Opera: Die Meistersinger von Nürnberg

Shirley Apthorp, Financial Times (01.12.2003)

Die Meistersinger von Nürnberg, 25.11.2003, Zürich

Can Wagner's Die Meistersinger von Nürnberg be washed clean of all that happened to it during the 20th century? At least in the German-speaking world, few opera houses would dare to try.

But Nikolaus Lehnhoff's new Meistersinger dares to suggest that there's nothing to apologise for. It strips off the obligatory interpretative layers of recent years, presenting the piece as pure and worthy. Wagner's "holy German art", apparently, is about the independence of art from politics, about democracy and innovation and respect. Not about chauvinism or xenophobia.

This Meistersinger is visually stunning, beautifully crafted, detailed and never overdone. In the end it is also depressingly inconclusive. History happened, and it wil l take more than beauty to make us forget.

Peter Seiffert was a Rolls Royce of a Stolzing, his voice huge and unfettered, natural and free. Michael Volle was a revelation as Beckmesser, lithe and charismatic, delivering some of the evening's most beautiful singing.

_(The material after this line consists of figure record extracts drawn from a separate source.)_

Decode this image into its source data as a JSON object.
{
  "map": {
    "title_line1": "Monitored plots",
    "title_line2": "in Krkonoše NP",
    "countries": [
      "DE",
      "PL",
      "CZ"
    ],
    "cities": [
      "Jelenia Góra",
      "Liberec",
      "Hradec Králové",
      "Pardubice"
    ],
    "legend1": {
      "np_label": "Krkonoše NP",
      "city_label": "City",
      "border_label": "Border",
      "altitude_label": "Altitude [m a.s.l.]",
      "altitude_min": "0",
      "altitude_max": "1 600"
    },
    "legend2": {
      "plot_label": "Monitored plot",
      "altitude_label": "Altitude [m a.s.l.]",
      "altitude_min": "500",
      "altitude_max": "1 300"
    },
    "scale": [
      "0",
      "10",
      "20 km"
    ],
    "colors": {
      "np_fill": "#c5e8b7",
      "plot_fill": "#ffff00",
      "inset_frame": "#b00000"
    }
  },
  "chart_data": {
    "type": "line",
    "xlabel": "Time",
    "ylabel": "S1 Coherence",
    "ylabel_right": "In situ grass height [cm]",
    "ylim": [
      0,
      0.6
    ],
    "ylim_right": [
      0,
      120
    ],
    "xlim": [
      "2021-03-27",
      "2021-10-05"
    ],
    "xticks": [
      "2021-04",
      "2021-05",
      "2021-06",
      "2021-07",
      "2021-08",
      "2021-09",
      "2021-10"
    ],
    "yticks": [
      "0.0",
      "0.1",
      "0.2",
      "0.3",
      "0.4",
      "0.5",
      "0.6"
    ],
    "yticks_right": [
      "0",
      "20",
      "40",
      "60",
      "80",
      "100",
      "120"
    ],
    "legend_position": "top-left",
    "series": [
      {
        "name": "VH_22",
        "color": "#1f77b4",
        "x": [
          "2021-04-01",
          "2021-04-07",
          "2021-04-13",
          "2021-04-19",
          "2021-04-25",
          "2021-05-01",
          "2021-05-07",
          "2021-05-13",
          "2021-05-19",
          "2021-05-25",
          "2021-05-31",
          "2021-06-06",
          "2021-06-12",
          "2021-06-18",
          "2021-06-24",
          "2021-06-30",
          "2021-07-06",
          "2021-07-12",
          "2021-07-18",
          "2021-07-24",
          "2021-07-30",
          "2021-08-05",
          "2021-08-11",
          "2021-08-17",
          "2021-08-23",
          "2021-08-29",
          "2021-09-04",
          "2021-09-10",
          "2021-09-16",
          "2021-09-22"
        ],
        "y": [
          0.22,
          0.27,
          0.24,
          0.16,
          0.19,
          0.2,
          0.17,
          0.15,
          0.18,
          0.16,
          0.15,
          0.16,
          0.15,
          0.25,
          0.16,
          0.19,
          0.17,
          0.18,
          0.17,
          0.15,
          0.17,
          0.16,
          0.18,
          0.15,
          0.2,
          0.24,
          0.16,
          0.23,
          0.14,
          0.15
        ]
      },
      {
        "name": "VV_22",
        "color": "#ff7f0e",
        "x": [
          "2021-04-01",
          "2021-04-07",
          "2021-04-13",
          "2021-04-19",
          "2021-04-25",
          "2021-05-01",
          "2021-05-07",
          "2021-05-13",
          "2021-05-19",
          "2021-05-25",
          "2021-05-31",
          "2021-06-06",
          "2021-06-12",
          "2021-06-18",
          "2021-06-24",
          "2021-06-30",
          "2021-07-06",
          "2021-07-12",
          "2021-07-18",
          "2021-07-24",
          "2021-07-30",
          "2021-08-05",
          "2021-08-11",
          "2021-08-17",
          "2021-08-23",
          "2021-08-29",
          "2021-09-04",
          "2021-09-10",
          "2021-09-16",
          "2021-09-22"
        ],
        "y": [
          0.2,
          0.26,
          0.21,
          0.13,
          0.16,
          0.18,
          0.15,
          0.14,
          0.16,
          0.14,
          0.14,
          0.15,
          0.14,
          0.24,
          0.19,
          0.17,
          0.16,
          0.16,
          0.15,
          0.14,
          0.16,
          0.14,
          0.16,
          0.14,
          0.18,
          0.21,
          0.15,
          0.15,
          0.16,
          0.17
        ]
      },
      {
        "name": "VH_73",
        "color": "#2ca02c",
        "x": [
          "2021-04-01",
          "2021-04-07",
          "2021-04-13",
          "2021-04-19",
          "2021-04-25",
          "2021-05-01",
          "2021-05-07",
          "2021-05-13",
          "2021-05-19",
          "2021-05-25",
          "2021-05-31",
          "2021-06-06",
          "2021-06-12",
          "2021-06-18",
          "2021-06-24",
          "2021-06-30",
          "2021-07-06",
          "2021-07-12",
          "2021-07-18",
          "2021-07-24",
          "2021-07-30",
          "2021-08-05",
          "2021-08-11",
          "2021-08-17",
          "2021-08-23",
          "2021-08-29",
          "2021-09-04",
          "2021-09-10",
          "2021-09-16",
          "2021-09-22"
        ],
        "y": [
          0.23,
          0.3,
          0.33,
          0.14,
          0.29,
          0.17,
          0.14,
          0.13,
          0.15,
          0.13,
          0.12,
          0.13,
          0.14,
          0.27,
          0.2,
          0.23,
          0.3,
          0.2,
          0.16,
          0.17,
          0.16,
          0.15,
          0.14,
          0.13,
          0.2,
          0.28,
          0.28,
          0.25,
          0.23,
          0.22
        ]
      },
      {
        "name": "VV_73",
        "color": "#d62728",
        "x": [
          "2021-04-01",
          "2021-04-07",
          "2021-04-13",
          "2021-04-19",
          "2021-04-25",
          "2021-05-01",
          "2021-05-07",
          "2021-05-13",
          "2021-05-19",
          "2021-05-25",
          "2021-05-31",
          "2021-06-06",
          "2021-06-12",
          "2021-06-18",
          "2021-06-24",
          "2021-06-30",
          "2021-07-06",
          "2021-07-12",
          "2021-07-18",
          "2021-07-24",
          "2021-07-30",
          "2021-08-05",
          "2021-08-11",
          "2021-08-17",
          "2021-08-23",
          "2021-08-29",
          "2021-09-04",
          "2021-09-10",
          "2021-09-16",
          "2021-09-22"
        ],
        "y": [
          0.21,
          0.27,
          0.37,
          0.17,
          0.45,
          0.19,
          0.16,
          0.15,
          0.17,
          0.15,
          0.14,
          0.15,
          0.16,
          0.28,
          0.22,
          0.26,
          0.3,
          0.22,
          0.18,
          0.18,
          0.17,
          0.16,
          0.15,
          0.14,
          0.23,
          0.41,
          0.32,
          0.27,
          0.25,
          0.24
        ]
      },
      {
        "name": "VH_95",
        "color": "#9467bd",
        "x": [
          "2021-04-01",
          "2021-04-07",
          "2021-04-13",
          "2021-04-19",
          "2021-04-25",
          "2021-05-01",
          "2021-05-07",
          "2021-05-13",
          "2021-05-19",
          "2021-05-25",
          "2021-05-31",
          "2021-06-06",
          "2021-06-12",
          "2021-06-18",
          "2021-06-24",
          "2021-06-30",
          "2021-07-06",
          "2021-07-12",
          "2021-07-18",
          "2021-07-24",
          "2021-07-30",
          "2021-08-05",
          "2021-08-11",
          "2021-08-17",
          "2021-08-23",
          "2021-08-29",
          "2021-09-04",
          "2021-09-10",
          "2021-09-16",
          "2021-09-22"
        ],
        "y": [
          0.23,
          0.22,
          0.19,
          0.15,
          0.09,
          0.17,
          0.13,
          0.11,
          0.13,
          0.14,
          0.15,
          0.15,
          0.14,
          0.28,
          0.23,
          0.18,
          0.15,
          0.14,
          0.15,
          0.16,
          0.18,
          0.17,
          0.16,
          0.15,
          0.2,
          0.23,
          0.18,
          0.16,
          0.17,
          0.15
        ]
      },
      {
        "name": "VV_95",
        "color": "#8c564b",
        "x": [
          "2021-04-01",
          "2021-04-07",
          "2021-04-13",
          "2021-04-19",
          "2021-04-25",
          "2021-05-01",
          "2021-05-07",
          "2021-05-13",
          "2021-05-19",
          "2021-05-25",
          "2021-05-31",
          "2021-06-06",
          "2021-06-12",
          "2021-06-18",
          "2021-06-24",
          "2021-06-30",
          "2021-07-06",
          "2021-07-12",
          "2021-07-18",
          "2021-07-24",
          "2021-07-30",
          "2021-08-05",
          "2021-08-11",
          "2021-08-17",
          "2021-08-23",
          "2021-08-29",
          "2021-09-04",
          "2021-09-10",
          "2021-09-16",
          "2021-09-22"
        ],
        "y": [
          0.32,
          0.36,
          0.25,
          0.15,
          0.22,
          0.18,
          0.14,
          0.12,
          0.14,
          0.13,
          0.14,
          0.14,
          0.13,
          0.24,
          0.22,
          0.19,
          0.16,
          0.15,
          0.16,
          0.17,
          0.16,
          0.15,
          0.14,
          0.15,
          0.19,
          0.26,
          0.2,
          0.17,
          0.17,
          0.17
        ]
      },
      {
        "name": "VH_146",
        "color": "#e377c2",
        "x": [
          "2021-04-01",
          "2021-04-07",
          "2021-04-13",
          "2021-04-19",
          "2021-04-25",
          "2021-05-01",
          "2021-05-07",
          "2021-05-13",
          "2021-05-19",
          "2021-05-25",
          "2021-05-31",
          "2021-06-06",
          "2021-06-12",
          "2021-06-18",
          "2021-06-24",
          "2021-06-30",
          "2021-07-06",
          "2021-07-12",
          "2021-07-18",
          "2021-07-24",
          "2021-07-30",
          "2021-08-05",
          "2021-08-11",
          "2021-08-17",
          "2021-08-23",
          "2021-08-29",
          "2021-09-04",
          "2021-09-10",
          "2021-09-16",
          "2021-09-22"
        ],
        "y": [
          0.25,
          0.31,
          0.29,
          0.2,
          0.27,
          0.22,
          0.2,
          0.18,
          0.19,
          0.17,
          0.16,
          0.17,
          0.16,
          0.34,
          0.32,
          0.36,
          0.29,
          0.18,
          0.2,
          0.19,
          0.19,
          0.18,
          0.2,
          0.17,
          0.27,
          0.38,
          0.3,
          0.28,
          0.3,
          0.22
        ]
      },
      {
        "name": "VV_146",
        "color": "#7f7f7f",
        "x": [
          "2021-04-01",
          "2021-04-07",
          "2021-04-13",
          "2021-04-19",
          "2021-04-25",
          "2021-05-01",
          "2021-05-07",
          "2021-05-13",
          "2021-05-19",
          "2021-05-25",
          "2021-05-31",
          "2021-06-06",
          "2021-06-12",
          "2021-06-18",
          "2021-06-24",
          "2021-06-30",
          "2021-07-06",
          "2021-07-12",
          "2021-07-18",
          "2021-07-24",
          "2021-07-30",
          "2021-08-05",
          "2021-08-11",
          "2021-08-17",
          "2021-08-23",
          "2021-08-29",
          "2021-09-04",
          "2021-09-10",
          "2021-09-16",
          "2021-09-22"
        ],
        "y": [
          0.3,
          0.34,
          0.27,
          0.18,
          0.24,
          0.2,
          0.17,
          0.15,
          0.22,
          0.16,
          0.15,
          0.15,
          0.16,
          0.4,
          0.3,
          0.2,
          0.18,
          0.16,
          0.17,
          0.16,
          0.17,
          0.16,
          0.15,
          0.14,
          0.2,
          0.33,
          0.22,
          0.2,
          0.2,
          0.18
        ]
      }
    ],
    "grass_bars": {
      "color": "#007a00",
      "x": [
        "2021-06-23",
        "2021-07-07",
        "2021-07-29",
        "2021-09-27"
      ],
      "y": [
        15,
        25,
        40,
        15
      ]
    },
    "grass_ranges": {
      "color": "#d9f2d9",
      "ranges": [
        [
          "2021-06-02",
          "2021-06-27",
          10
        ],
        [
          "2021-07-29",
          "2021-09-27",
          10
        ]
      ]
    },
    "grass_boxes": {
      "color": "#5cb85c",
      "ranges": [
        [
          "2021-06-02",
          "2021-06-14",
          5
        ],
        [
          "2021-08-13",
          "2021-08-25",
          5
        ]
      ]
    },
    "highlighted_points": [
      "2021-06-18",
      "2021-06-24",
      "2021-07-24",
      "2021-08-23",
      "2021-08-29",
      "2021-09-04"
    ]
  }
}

To rob the role of its caricature is both subtly subversive and healing. Matti Salminen brought a vast paternal warmth to the role of Pogner, Christoph Strehl was a fresh-toned, winning David. Casting Jose van Dam as Hans Sachs could have been a coup a few years back; now it is a disappointment, however impressively he manages the remnants of his once-great voice.

Franz Welser-Möst began the overture briskly but infused the third act prelude with funereal gloom. Everything is thought through, often startlingly intimate, never bombastic. Presented like this, the music itself is the work's best defence against all charges.